Hi Richard,
> What I have not done, but is now a possibility, is to use a custom
> calling convention for the out-of-line routines. I now only clobber
> 2 (or 3, for TImode) temp regs and set a return value.
This would be a great feature to have since it reduces the overhead of
outlining considerably.
> I think this patch series would be great to have for GCC 10!
Agreed. I've got a couple of general comments:
* The option name -matomic-ool sounds too abbreviated. I think eg.
-moutline-atomics is more descriptive and user friendlier.
* Similarly the exported __aa64_have_atomics variable could be named
__aarch64_have_lse_atomics so it's clear that it is about LSE atomics.
+@item -matomic-ool
+@itemx -mno-atomic-ool
+Enable or disable calls to out-of-line helpers to implement atomic operations.
+These helpers will, at runtime, determine if ARMv8.1-Atomics instructions
+should be used; if not, they will use the load/store-exclusive instructions
+that are present in the base ARMv8.0 ISA.
+
+This option is only applicable when compiling for the base ARMv8.0
+instruction set. If using a later revision, e.g. @option{-march=armv8.1-a}
+or @option{-march=armv8-a+lse}, the ARMv8.1-Atomics instructions will be
+used directly.
So what is the behaviour when you explicitly select a specific CPU?

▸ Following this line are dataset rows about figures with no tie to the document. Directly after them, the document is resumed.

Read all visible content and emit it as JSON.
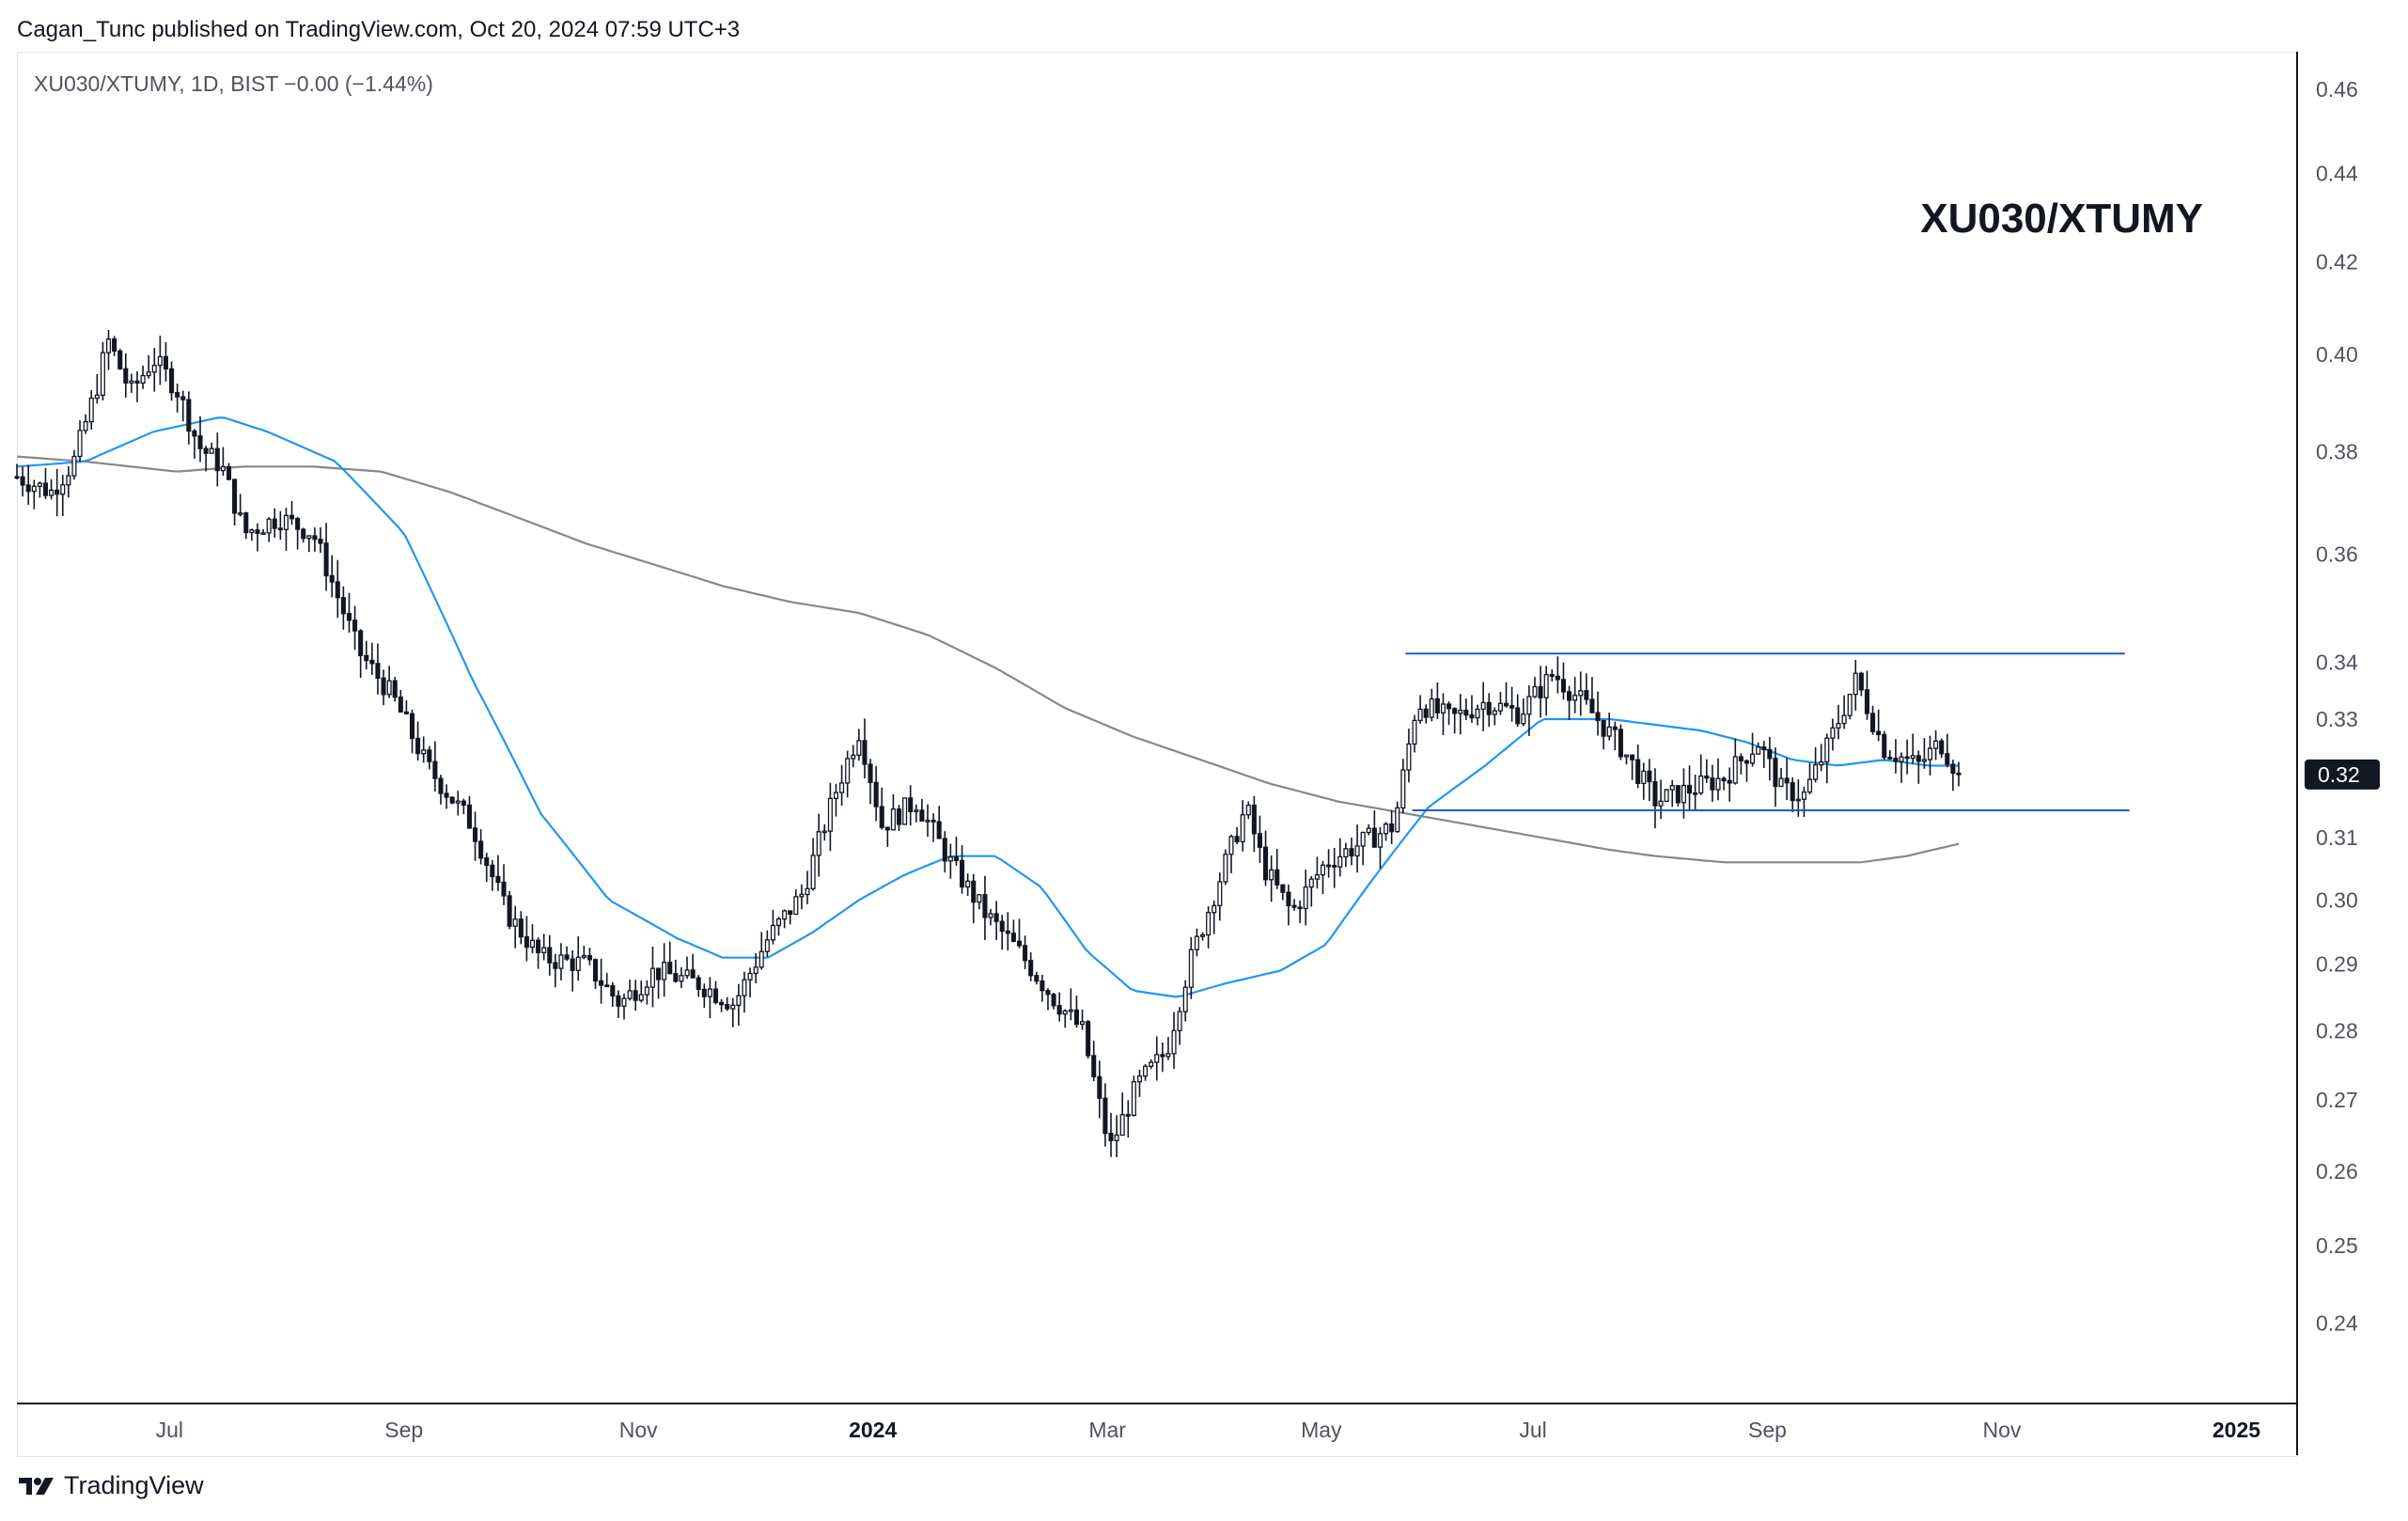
{
  "header": {
    "published_line": "Cagan_Tunc published on TradingView.com, Oct 20, 2024 07:59 UTC+3"
  },
  "legend": {
    "symbol_line": "XU030/XTUMY, 1D, BIST  −0.00 (−1.44%)"
  },
  "annotation": {
    "title": "XU030/XTUMY"
  },
  "footer": {
    "brand": "TradingView"
  },
  "colors": {
    "candle_up_fill": "#ffffff",
    "candle_down_fill": "#131722",
    "candle_outline": "#131722",
    "ma_fast": "#2196f3",
    "ma_slow": "#888888",
    "channel_lines": "#1e5cc8",
    "last_price_badge": "#131722"
  },
  "chart_data": {
    "type": "candlestick",
    "title": "XU030/XTUMY",
    "scale": "log",
    "ylim": [
      0.235,
      0.465
    ],
    "y_ticks": [
      "0.46",
      "0.44",
      "0.42",
      "0.40",
      "0.38",
      "0.36",
      "0.34",
      "0.33",
      "0.32",
      "0.31",
      "0.30",
      "0.29",
      "0.28",
      "0.27",
      "0.26",
      "0.25",
      "0.24"
    ],
    "x_ticks": [
      {
        "label": "Jul",
        "t": 0.067,
        "bold": false
      },
      {
        "label": "Sep",
        "t": 0.17,
        "bold": false
      },
      {
        "label": "Nov",
        "t": 0.273,
        "bold": false
      },
      {
        "label": "2024",
        "t": 0.376,
        "bold": true
      },
      {
        "label": "Mar",
        "t": 0.479,
        "bold": false
      },
      {
        "label": "May",
        "t": 0.573,
        "bold": false
      },
      {
        "label": "Jul",
        "t": 0.666,
        "bold": false
      },
      {
        "label": "Sep",
        "t": 0.769,
        "bold": false
      },
      {
        "label": "Nov",
        "t": 0.872,
        "bold": false
      },
      {
        "label": "2025",
        "t": 0.975,
        "bold": true
      }
    ],
    "last_price_label": "0.32",
    "last_price": 0.3205,
    "price_anchors": [
      [
        0.0,
        0.375
      ],
      [
        0.015,
        0.372
      ],
      [
        0.025,
        0.378
      ],
      [
        0.035,
        0.393
      ],
      [
        0.04,
        0.403
      ],
      [
        0.05,
        0.392
      ],
      [
        0.06,
        0.399
      ],
      [
        0.07,
        0.393
      ],
      [
        0.08,
        0.381
      ],
      [
        0.09,
        0.377
      ],
      [
        0.1,
        0.364
      ],
      [
        0.115,
        0.367
      ],
      [
        0.13,
        0.364
      ],
      [
        0.15,
        0.342
      ],
      [
        0.165,
        0.334
      ],
      [
        0.18,
        0.322
      ],
      [
        0.2,
        0.312
      ],
      [
        0.215,
        0.298
      ],
      [
        0.23,
        0.291
      ],
      [
        0.25,
        0.29
      ],
      [
        0.265,
        0.284
      ],
      [
        0.28,
        0.289
      ],
      [
        0.3,
        0.287
      ],
      [
        0.315,
        0.284
      ],
      [
        0.33,
        0.294
      ],
      [
        0.345,
        0.301
      ],
      [
        0.36,
        0.318
      ],
      [
        0.37,
        0.328
      ],
      [
        0.38,
        0.312
      ],
      [
        0.395,
        0.316
      ],
      [
        0.41,
        0.306
      ],
      [
        0.425,
        0.298
      ],
      [
        0.44,
        0.292
      ],
      [
        0.455,
        0.285
      ],
      [
        0.468,
        0.28
      ],
      [
        0.48,
        0.263
      ],
      [
        0.492,
        0.272
      ],
      [
        0.505,
        0.277
      ],
      [
        0.515,
        0.29
      ],
      [
        0.528,
        0.303
      ],
      [
        0.54,
        0.315
      ],
      [
        0.548,
        0.305
      ],
      [
        0.56,
        0.298
      ],
      [
        0.575,
        0.306
      ],
      [
        0.59,
        0.309
      ],
      [
        0.605,
        0.312
      ],
      [
        0.615,
        0.333
      ],
      [
        0.63,
        0.33
      ],
      [
        0.645,
        0.333
      ],
      [
        0.66,
        0.331
      ],
      [
        0.675,
        0.338
      ],
      [
        0.69,
        0.332
      ],
      [
        0.705,
        0.325
      ],
      [
        0.72,
        0.316
      ],
      [
        0.735,
        0.318
      ],
      [
        0.75,
        0.32
      ],
      [
        0.765,
        0.326
      ],
      [
        0.775,
        0.318
      ],
      [
        0.785,
        0.317
      ],
      [
        0.795,
        0.325
      ],
      [
        0.808,
        0.337
      ],
      [
        0.82,
        0.325
      ],
      [
        0.835,
        0.322
      ],
      [
        0.845,
        0.326
      ],
      [
        0.853,
        0.3205
      ]
    ],
    "ma_fast": [
      [
        0.0,
        0.377
      ],
      [
        0.03,
        0.378
      ],
      [
        0.06,
        0.384
      ],
      [
        0.09,
        0.387
      ],
      [
        0.11,
        0.384
      ],
      [
        0.14,
        0.378
      ],
      [
        0.17,
        0.364
      ],
      [
        0.2,
        0.337
      ],
      [
        0.23,
        0.314
      ],
      [
        0.26,
        0.3
      ],
      [
        0.29,
        0.294
      ],
      [
        0.31,
        0.291
      ],
      [
        0.33,
        0.291
      ],
      [
        0.35,
        0.295
      ],
      [
        0.37,
        0.3
      ],
      [
        0.39,
        0.304
      ],
      [
        0.41,
        0.307
      ],
      [
        0.43,
        0.307
      ],
      [
        0.45,
        0.302
      ],
      [
        0.47,
        0.292
      ],
      [
        0.49,
        0.286
      ],
      [
        0.51,
        0.285
      ],
      [
        0.53,
        0.287
      ],
      [
        0.555,
        0.289
      ],
      [
        0.575,
        0.293
      ],
      [
        0.595,
        0.303
      ],
      [
        0.62,
        0.315
      ],
      [
        0.645,
        0.322
      ],
      [
        0.67,
        0.33
      ],
      [
        0.7,
        0.33
      ],
      [
        0.72,
        0.329
      ],
      [
        0.74,
        0.328
      ],
      [
        0.76,
        0.326
      ],
      [
        0.78,
        0.323
      ],
      [
        0.8,
        0.322
      ],
      [
        0.82,
        0.323
      ],
      [
        0.84,
        0.322
      ],
      [
        0.853,
        0.322
      ]
    ],
    "ma_slow": [
      [
        0.0,
        0.379
      ],
      [
        0.03,
        0.378
      ],
      [
        0.07,
        0.376
      ],
      [
        0.1,
        0.377
      ],
      [
        0.13,
        0.377
      ],
      [
        0.16,
        0.376
      ],
      [
        0.19,
        0.372
      ],
      [
        0.22,
        0.367
      ],
      [
        0.25,
        0.362
      ],
      [
        0.28,
        0.358
      ],
      [
        0.31,
        0.354
      ],
      [
        0.34,
        0.351
      ],
      [
        0.37,
        0.349
      ],
      [
        0.4,
        0.345
      ],
      [
        0.43,
        0.339
      ],
      [
        0.46,
        0.332
      ],
      [
        0.49,
        0.327
      ],
      [
        0.52,
        0.323
      ],
      [
        0.55,
        0.319
      ],
      [
        0.58,
        0.316
      ],
      [
        0.61,
        0.314
      ],
      [
        0.64,
        0.312
      ],
      [
        0.67,
        0.31
      ],
      [
        0.7,
        0.308
      ],
      [
        0.72,
        0.307
      ],
      [
        0.75,
        0.306
      ],
      [
        0.78,
        0.306
      ],
      [
        0.81,
        0.306
      ],
      [
        0.83,
        0.307
      ],
      [
        0.853,
        0.309
      ]
    ],
    "channel": {
      "upper": {
        "t_start": 0.61,
        "t_end": 0.926,
        "value": 0.3416
      },
      "lower": {
        "t_start": 0.613,
        "t_end": 0.928,
        "value": 0.3145
      }
    }
  }
}
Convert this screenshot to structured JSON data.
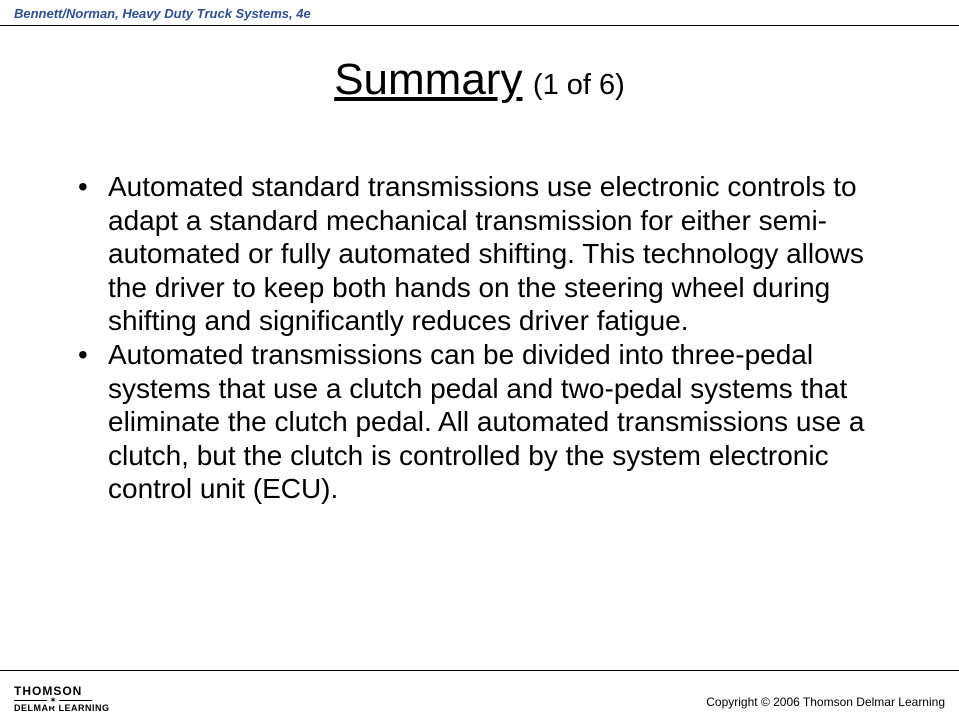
{
  "header": {
    "book_title": "Bennett/Norman, Heavy Duty Truck Systems, 4e",
    "text_color": "#2d4f9e"
  },
  "slide": {
    "title_main": "Summary",
    "title_part": "(1 of 6)",
    "title_fontsize_main": 44,
    "title_fontsize_part": 29,
    "bullets": [
      "Automated standard transmissions use electronic controls to adapt a standard mechanical transmission for either semi-automated or fully automated shifting. This technology allows the driver to keep both hands on the steering wheel during shifting and significantly reduces driver fatigue.",
      "Automated transmissions can be divided into three-pedal systems that use a clutch pedal and two-pedal systems that eliminate the clutch pedal. All automated transmissions use a clutch, but the clutch is controlled by the system electronic control unit (ECU)."
    ],
    "bullet_fontsize": 28,
    "text_color": "#000000",
    "background_color": "#ffffff"
  },
  "footer": {
    "publisher_top": "THOMSON",
    "publisher_bottom": "DELMAR LEARNING",
    "copyright": "Copyright © 2006 Thomson Delmar Learning"
  }
}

+/* Branch to LABEL if LSE is enabled.
+ The branch should be easily predicted, in that it will, after constructors,
+ always branch the same way. The expectation is that systems that implement
+ ARMv8.1-Atomics are "beefier" than those that omit the extension.
+ By arranging for the fall-through path to use load-store-exclusive insns,
+ we aid the branch predictor of the smallest cpus. */
I'd say that by the time GCC10 is released and used in distros, systems without
LSE atomics would be practically non-existent. So we should favour LSE atomics
by default.
Cheers,
Wilco